Balancing Night and Strobes

I've talked about this method of lighting a little bit before. It's the same concepts as what I talked about at the beginning of the week regarding balancing strobes and ambient. Most of that was in day time or lit conditions, not at night in darkness.

Today's photo isn't quite as far as I push this type of lighting, but I think it'll get the point across.

I took this one in a totally dark room overlooking a parking lot. The parking lot was easy enough to expose at 1/4 of a second, but thats no where near short enough for most portraits. Most people move too much and you just get a blurring picture.

So you use a strobe, of course. I used a 560 on a 26" umbrella up to camera right to light myself. It's a quick and easy solution, but does have wonderful results. I'd love to try experimenting with cross lighting more in the future though..

When you're taking these kind of portraits, there's a lot of latitude to work with. If you use a longer shutter speed, you can make some really cool blur effect around your subject. The subject gets frozen by the strobe, but since it's a long exposer, you get another, blurry subject "behind" the frozen one. I've seen people do really cool stuff with this using lights or even multiple flash pops to make "ghosts."

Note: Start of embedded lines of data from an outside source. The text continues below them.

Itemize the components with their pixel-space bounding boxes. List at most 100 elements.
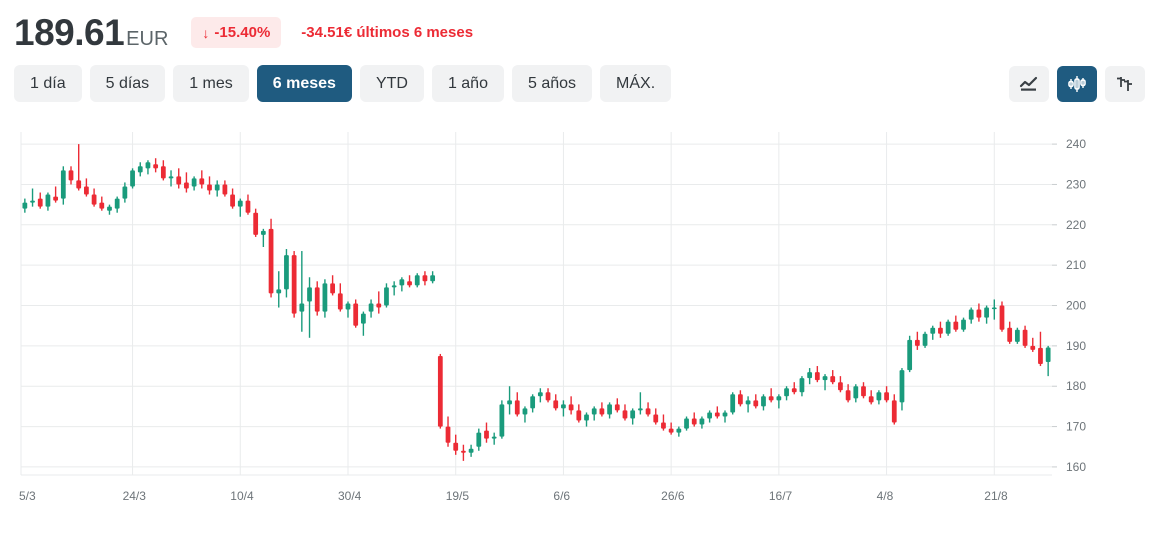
- candle-body: [791, 388, 797, 393]
- candle-body: [738, 394, 743, 405]
- y-axis-label: 180: [1066, 379, 1086, 393]
- candle-body: [707, 412, 713, 419]
- y-axis-label: 160: [1066, 460, 1086, 474]
- candle-body: [199, 178, 205, 185]
- candle-body: [676, 428, 682, 433]
- candle-body: [76, 180, 82, 189]
- candle-body: [384, 287, 389, 306]
- range-button-7[interactable]: MÁX.: [600, 65, 672, 103]
- change-absolute-text: -34.51€ últimos 6 meses: [301, 24, 474, 41]
- candle-body: [584, 414, 589, 421]
- range-button-3[interactable]: 6 meses: [256, 65, 352, 103]
- candle-body: [745, 400, 751, 405]
- candle-body: [1038, 348, 1043, 365]
- candle-body: [1022, 329, 1028, 347]
- candle-body: [714, 412, 720, 417]
- candle-body: [422, 275, 428, 282]
- candle-body: [522, 408, 528, 415]
- candle-body: [45, 194, 51, 207]
- candlestick-chart-icon: [1068, 75, 1086, 92]
- candle-body: [153, 164, 159, 169]
- candle-body: [399, 279, 405, 286]
- range-button-5[interactable]: 1 año: [431, 65, 504, 103]
- candle-body: [391, 285, 397, 288]
- range-button-group: 1 día 5 días 1 mes 6 meses YTD 1 año 5 años MÁX…: [14, 65, 672, 103]
- x-axis-label: 19/5: [446, 489, 470, 503]
- candle-body: [168, 176, 174, 179]
- candle-body: [430, 275, 436, 282]
- candle-body: [376, 303, 382, 308]
- candle-body: [268, 229, 274, 294]
- candle-body: [68, 170, 74, 181]
- candle-body: [484, 430, 489, 439]
- candle-body: [822, 376, 828, 381]
- candle-body: [145, 162, 151, 169]
- candle-body: [1007, 327, 1013, 343]
- candle-body: [668, 428, 674, 433]
- candlestick-svg[interactable]: 160 170 180 190 200 210 220 230 240 5/3 24/3 10/4 30…: [0, 118, 1159, 508]
- candle-body: [176, 176, 182, 185]
- candle-body: [999, 305, 1005, 330]
- candle-body: [930, 327, 936, 334]
- y-axis-label: 240: [1066, 137, 1086, 151]
- y-axis-label: 200: [1066, 299, 1086, 313]
- x-axis-label: 16/7: [769, 489, 793, 503]
- ohlc-bar-chart-icon: [1117, 76, 1132, 91]
- range-button-2[interactable]: 1 mes: [173, 65, 249, 103]
- candle-body: [607, 404, 612, 415]
- range-button-4[interactable]: YTD: [359, 65, 424, 103]
- candle-body: [114, 198, 120, 209]
- candle-series: [22, 144, 1051, 462]
- candle-body: [1045, 347, 1051, 363]
- candle-body: [722, 412, 728, 417]
- x-axis-label: 26/6: [661, 489, 685, 503]
- candle-body: [253, 212, 259, 236]
- candle-body: [761, 396, 766, 407]
- candle-body: [345, 303, 351, 310]
- y-axis-label: 220: [1066, 218, 1086, 232]
- candlestick-chart-button[interactable]: [1057, 65, 1097, 102]
- candle-body: [37, 198, 43, 207]
- y-axis-label: 210: [1066, 258, 1086, 272]
- candle-body: [768, 396, 774, 401]
- y-axis-label: 230: [1066, 178, 1086, 192]
- candle-body: [799, 378, 805, 393]
- candle-body: [30, 200, 35, 203]
- range-button-6[interactable]: 5 años: [511, 65, 593, 103]
- candle-body: [545, 392, 551, 401]
- price-block: 189.61 EUR: [14, 14, 168, 51]
- candle-body: [507, 400, 512, 405]
- candle-body: [445, 426, 451, 443]
- candle-body: [953, 321, 959, 330]
- range-button-1[interactable]: 5 días: [89, 65, 166, 103]
- candle-body: [730, 394, 736, 413]
- candle-body: [622, 410, 628, 419]
- candle-body: [1014, 329, 1020, 343]
- candle-body: [914, 340, 920, 347]
- candle-body: [630, 410, 636, 419]
- candle-body: [237, 200, 243, 207]
- candle-body: [130, 170, 135, 187]
- candle-body: [99, 202, 105, 209]
- candle-body: [976, 309, 982, 318]
- price-chart[interactable]: 160 170 180 190 200 210 220 230 240 5/3 24/3 10/4 30…: [0, 118, 1159, 508]
- candle-body: [314, 287, 320, 312]
- candle-body: [838, 382, 843, 391]
- candle-body: [137, 166, 143, 173]
- ohlc-bar-chart-button[interactable]: [1105, 65, 1145, 102]
- candle-body: [322, 283, 328, 312]
- candle-body: [368, 303, 374, 312]
- candle-body: [691, 418, 697, 425]
- candle-body: [553, 400, 559, 409]
- candle-body: [830, 376, 836, 383]
- line-chart-button[interactable]: [1009, 65, 1049, 102]
- candle-body: [861, 386, 866, 397]
- y-axis-label: 190: [1066, 339, 1086, 353]
- candle-body: [207, 184, 212, 191]
- candle-body: [968, 309, 974, 320]
- x-axis-label: 10/4: [230, 489, 254, 503]
- candle-body: [453, 442, 459, 451]
- range-button-0[interactable]: 1 día: [14, 65, 82, 103]
- quote-header: 189.61 EUR ↓ -15.40% -34.51€ últimos 6 m…: [0, 0, 1159, 51]
- candle-body: [653, 414, 659, 423]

For tonight, I just kept it simple. Nothing fancy, just a straight up portrait. I think there's some beauty in a very simple portrait like this. The longer expose blurs the edges a bit, and the umbrella casts really soft, wrapping light.


The very blurred background is pretty cool too...

So in Lr, I upped the exposer, highlights, clarity, shadows, and blacks. Soooo basically everything. When I bump clarity I usually bump the shadows and blacks too because the clarity adjustment tends to crush them. I raised the vibrance a bit as well.

I shot this at 1/4, f1.4, and ISO100. I wanted the really open aperture to blur the background, and it also gave a great depth of field on my face. Really shallow, but it works. Unfortunately, using an aperture this big meant I couldn't use very long of a shutter, only 1/4 second. With a dimmer background, I would have loved to push the shutter to 1 or even 2 seconds. I think there'd be some really cool blurring and ghosting going on with that.

Well that's it for tonight, I'll experiment with this more in the future. See you tomorrow.